Marcin Dorociński może się pochwalić sporym sukcesem aktorskim na koncie. 5 lipca odbyła się premiera długo wyczekiwanego filmu sensacyjnego "Mission: Impossible - Dead Reckoning Part One", w którym miał okazję zagrać u boku największych gwiazd kina. Właśnie podzielił się doświadczeniem prosto z planu. Tom Cruise nie mógł się go nachwalić.
Marcin Dorociński co prawda nie miał okazji zagrać u boku samego Toma Cruise'a na planie "Mission: Impossible", jednak udało im się spotkać na planie. Na łamach podcastu "WojewódzkiKędzierski" opowiedział, że chwilę po zakończeniu kręcenia sceny z samego początku filmu wparował do pokoju, w którym znajdował się Dorociński wraz z grającym w filmie aktorem Iwanem Iwaszkinem. Przywitał się z nimi i chwilę później zaczął chwalić ich grę. Był bardzo zadowolony z pracy Polaka.
Nagle Tom wszedł, my w tych mundurach i "Hi guys". Byliśmy tylko we dwóch, bo zazwyczaj nas tam było więcej, ale akurat kręciliśmy tylko nasze bliskie plany. Mówi, że widział całą sekwencję, że super, że to, co dogrywamy, jest potrzebne, że to są szczegóły. Mówił, że jest tak zadowolony, bo od tego zaczyna się film. Nie mówił, że to siedem minut, tylko że super i to jest zaj***iste siedem minut - wspominał Dorociński na łamach podcastu"WojewódzkiKędzierski".
Marcin Dorociński na ekranie pojawił się zaledwie na kilka minut, jednak jego rola była niezwykle ważna dla fabuły. Wcielił się w kapitana okrętu podwodnego dryfującego po Morzu Beringa.
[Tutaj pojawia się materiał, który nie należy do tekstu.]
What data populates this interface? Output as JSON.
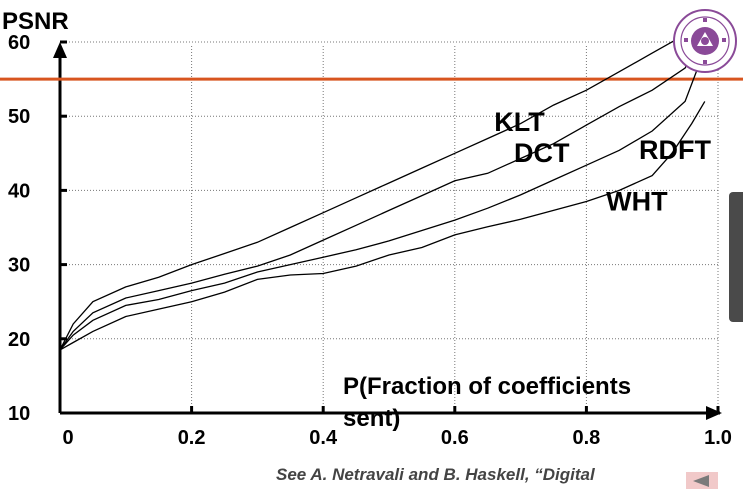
{
  "chart_data": {
    "type": "line",
    "ylabel": "PSNR",
    "xlabel": "P(Fraction of coefficients sent)",
    "xlim": [
      0,
      1.0
    ],
    "ylim": [
      10,
      60
    ],
    "x_ticks": [
      "0",
      "0.2",
      "0.4",
      "0.6",
      "0.8",
      "1.0"
    ],
    "y_ticks": [
      "10",
      "20",
      "30",
      "40",
      "50",
      "60"
    ],
    "grid": true,
    "reference_line": {
      "y": 55,
      "color": "#d8551f"
    },
    "series": [
      {
        "name": "KLT",
        "x": [
          0,
          0.02,
          0.05,
          0.1,
          0.15,
          0.2,
          0.25,
          0.3,
          0.35,
          0.4,
          0.45,
          0.5,
          0.55,
          0.6,
          0.65,
          0.7,
          0.75,
          0.8,
          0.85,
          0.9,
          0.95,
          0.98
        ],
        "y": [
          18.5,
          22,
          25,
          27,
          28.3,
          30,
          31.5,
          33,
          35,
          37,
          39,
          41,
          43,
          45,
          47,
          49,
          51.5,
          53.5,
          56,
          58.5,
          61,
          62.5
        ]
      },
      {
        "name": "DCT",
        "x": [
          0,
          0.02,
          0.05,
          0.1,
          0.15,
          0.2,
          0.25,
          0.3,
          0.35,
          0.4,
          0.45,
          0.5,
          0.55,
          0.6,
          0.65,
          0.7,
          0.75,
          0.8,
          0.85,
          0.9,
          0.95,
          0.98
        ],
        "y": [
          18.5,
          21,
          23.5,
          25.5,
          26.5,
          27.5,
          28.7,
          29.8,
          31.3,
          33.3,
          35.3,
          37.3,
          39.3,
          41.3,
          42.3,
          44.3,
          46.3,
          48.8,
          51.3,
          53.5,
          56.5,
          61.5
        ]
      },
      {
        "name": "RDFT",
        "x": [
          0,
          0.02,
          0.05,
          0.1,
          0.15,
          0.2,
          0.25,
          0.3,
          0.35,
          0.4,
          0.45,
          0.5,
          0.55,
          0.6,
          0.65,
          0.7,
          0.75,
          0.8,
          0.85,
          0.9,
          0.95,
          0.98
        ],
        "y": [
          18.5,
          20.5,
          22.5,
          24.5,
          25.3,
          26.5,
          27.5,
          29,
          30,
          31,
          32,
          33.2,
          34.6,
          36,
          37.6,
          39.4,
          41.4,
          43.4,
          45.4,
          48,
          52,
          59
        ]
      },
      {
        "name": "WHT",
        "x": [
          0,
          0.02,
          0.05,
          0.1,
          0.15,
          0.2,
          0.25,
          0.3,
          0.35,
          0.4,
          0.45,
          0.5,
          0.55,
          0.6,
          0.65,
          0.7,
          0.75,
          0.8,
          0.85,
          0.9,
          0.93,
          0.96,
          0.98
        ],
        "y": [
          18.5,
          19.5,
          21,
          23,
          24,
          25,
          26.3,
          28,
          28.6,
          28.8,
          29.8,
          31.3,
          32.3,
          34,
          35.1,
          36.1,
          37.3,
          38.5,
          40,
          42,
          45,
          49,
          52
        ]
      }
    ],
    "series_labels": [
      {
        "series": "KLT",
        "x": 0.66,
        "y": 48
      },
      {
        "series": "DCT",
        "x": 0.69,
        "y": 43.8
      },
      {
        "series": "RDFT",
        "x": 0.88,
        "y": 44.2
      },
      {
        "series": "WHT",
        "x": 0.83,
        "y": 37.3
      }
    ]
  },
  "citation": "See  A. Netravali and B. Haskell, “Digital",
  "icons": {
    "logo": "university-seal-icon",
    "side_tab": "side-panel-tab-icon",
    "nav": "previous-slide-icon"
  }
}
Wiadomo już, że ten wątek pojawi się również w kolejnej części "Mission: Impossible". Okazuje się, że aktor zastanawiał się, czy ostatecznie pojawi się na ekranie. "Mając na uwadze troskę mediów i ostatnie nagłówki, zapytałem Eddie’go, czy mnie nie wytnie, ale niech jego odpowiedź pozostanie między nami" - wspominał w jednym z wywiadów.